When communication is employed, bio-inspired approaches show promising results. Hybrid communication architectures based on Robot Operating System (ROS) and Message Queuing Telemetry Transport (MQTT) protocols overcome communication constraints in swarm robotics. Performance improvements are substantial: swarm intelligence algorithms improved coordination efficiency by 35% in systems with 500 robots, while blockchain-based systems enhanced data-sharing efficiency by 42% in decentralized swarms supporting 200 robots with 98% data delivery success rates.
Industrial IoT applications face particularly severe bandwidth constraints due to high device density and limited computational resources. Multi-agent systems have become preferred architectures for IIoT due to their suitability for decentralized decision-making and enhanced security. Multi-agent deep reinforcement learning (MARL) addresses scenarios where numerous agents optimize long-term performance in partially observable environments, with each end device or edge node acting as an autonomous decision-making agent.
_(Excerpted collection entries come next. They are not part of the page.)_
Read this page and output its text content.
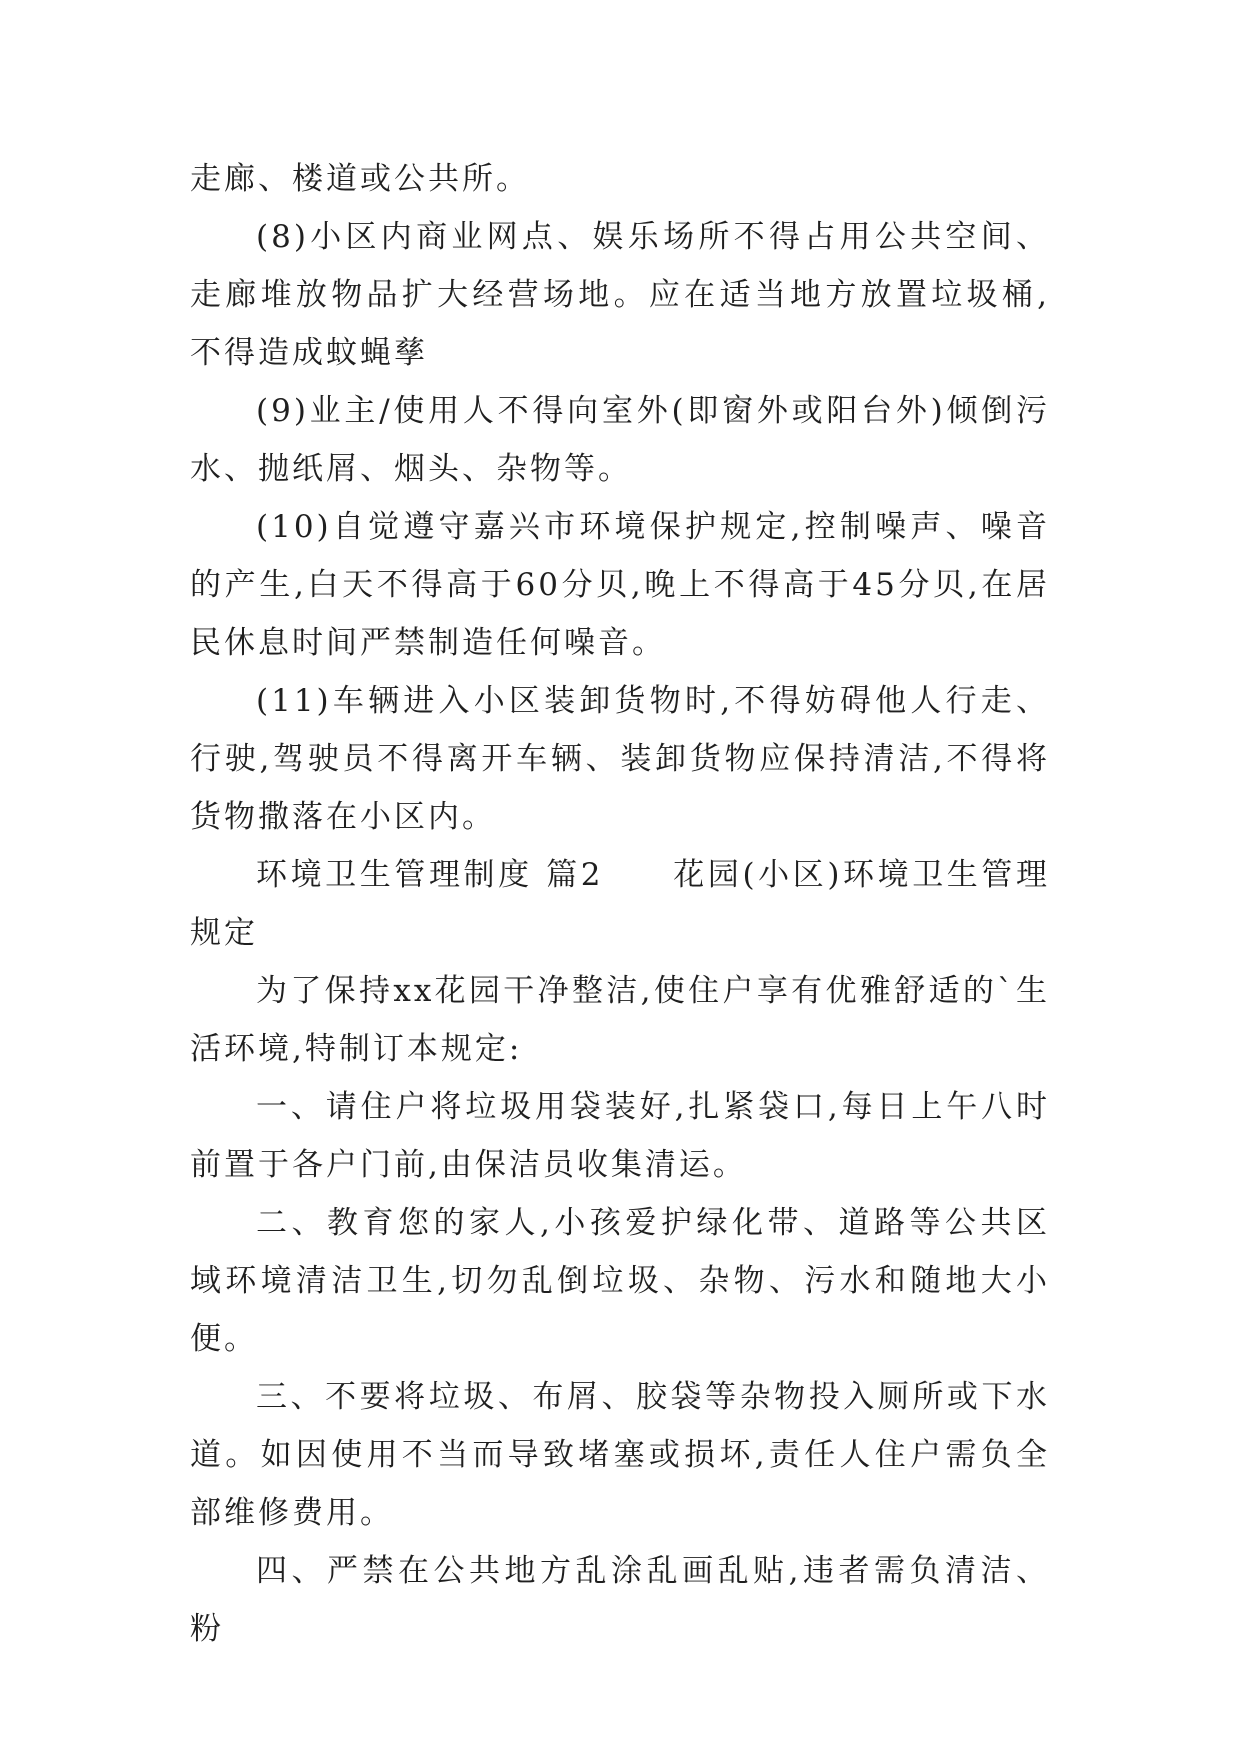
走廊、楼道或公共所。

(8)小区内商业网点、娱乐场所不得占用公共空间、走廊堆放物品扩大经营场地。应在适当地方放置垃圾桶,不得造成蚊蝇孳

(9)业主/使用人不得向室外(即窗外或阳台外)倾倒污水、抛纸屑、烟头、杂物等。

(10)自觉遵守嘉兴市环境保护规定,控制噪声、噪音的产生,白天不得高于60分贝,晚上不得高于45分贝,在居民休息时间严禁制造任何噪音。

(11)车辆进入小区装卸货物时,不得妨碍他人行走、行驶,驾驶员不得离开车辆、装卸货物应保持清洁,不得将货物撒落在小区内。

环境卫生管理制度 篇2　　花园(小区)环境卫生管理规定

为了保持xx花园干净整洁,使住户享有优雅舒适的`生活环境,特制订本规定:

一、请住户将垃圾用袋装好,扎紧袋口,每日上午八时前置于各户门前,由保洁员收集清运。

二、教育您的家人,小孩爱护绿化带、道路等公共区域环境清洁卫生,切勿乱倒垃圾、杂物、污水和随地大小便。

三、不要将垃圾、布屑、胶袋等杂物投入厕所或下水道。如因使用不当而导致堵塞或损坏,责任人住户需负全部维修费用。

四、严禁在公共地方乱涂乱画乱贴,违者需负清洁、粉
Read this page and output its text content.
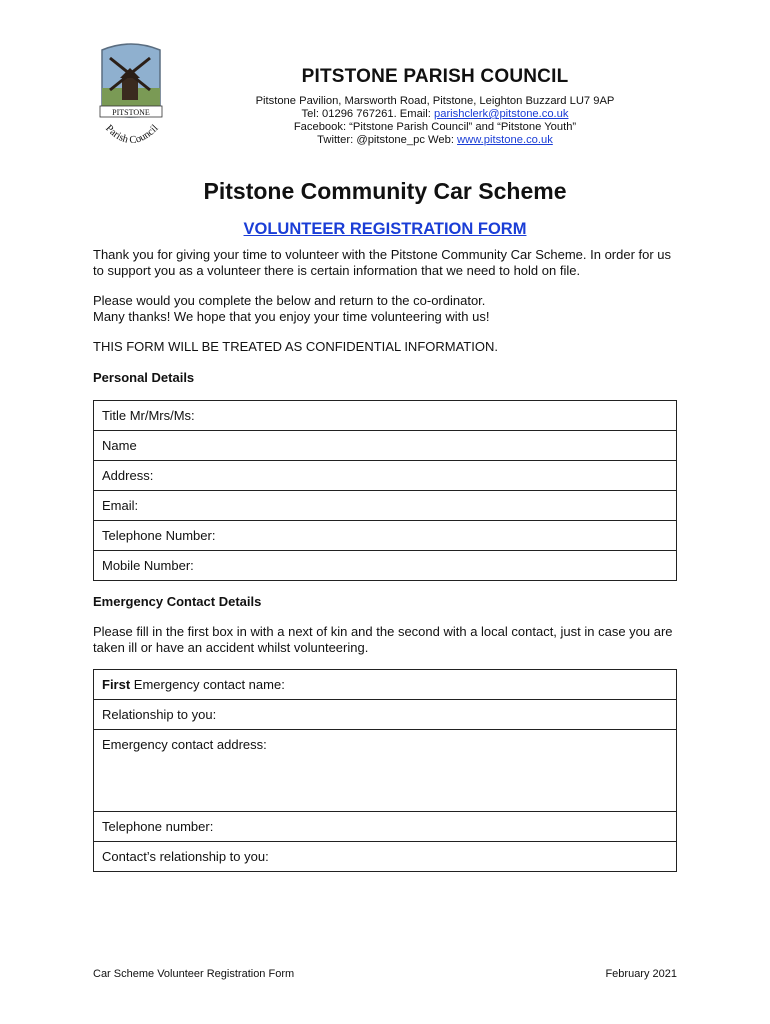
PITSTONE
Parish Council
PITSTONE PARISH COUNCIL
Pitstone Pavilion, Marsworth Road, Pitstone, Leighton Buzzard LU7 9AP
Tel: 01296 767261. Email: parishclerk@pitstone.co.uk
Facebook: “Pitstone Parish Council” and “Pitstone Youth”
Twitter: @pitstone_pc Web: www.pitstone.co.uk
Pitstone Community Car Scheme
VOLUNTEER REGISTRATION FORM
Thank you for giving your time to volunteer with the Pitstone Community Car Scheme. In order for us to support you as a volunteer there is certain information that we need to hold on file.
Please would you complete the below and return to the co-ordinator.
Many thanks! We hope that you enjoy your time volunteering with us!
THIS FORM WILL BE TREATED AS CONFIDENTIAL INFORMATION.
Personal Details
Title Mr/Mrs/Ms:
Name
Address:
Email:
Telephone Number:
Mobile Number:
Emergency Contact Details
Please fill in the first box in with a next of kin and the second with a local contact, just in case you are taken ill or have an accident whilst volunteering.
First Emergency contact name:
Relationship to you:
Emergency contact address:
Telephone number:
Contact’s relationship to you:
Car Scheme Volunteer Registration Form	February 2021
The period 2024-2025 has witnessed remarkable advances in communication efficiency for bandwidth-constrained multi-agent systems. Compression techniques like EffiComm and QuantV2X demonstrate that learned, adaptive strategies can reduce data transmission by 60% or more while maintaining performance. Information bottleneck methods provide principled frameworks for learning minimal sufficient representations, while sparse communication protocols and event-triggered mechanisms ensure transmission occurs only when necessary. The integration of edge computing and distributed inference architectures fundamentally reduces communication requirements by processing data closer to sources. Applications in V2X systems, robotic swarms, and industrial IoT validate these techniques in real-world scenarios, demonstrating scalability to hundreds or thousands of agents. As multi-agent systems continue growing in scale and complexity, these communication-efficient approaches will prove essential for practical deployment in bandwidth-constrained environments ranging from autonomous vehicles to smart cities.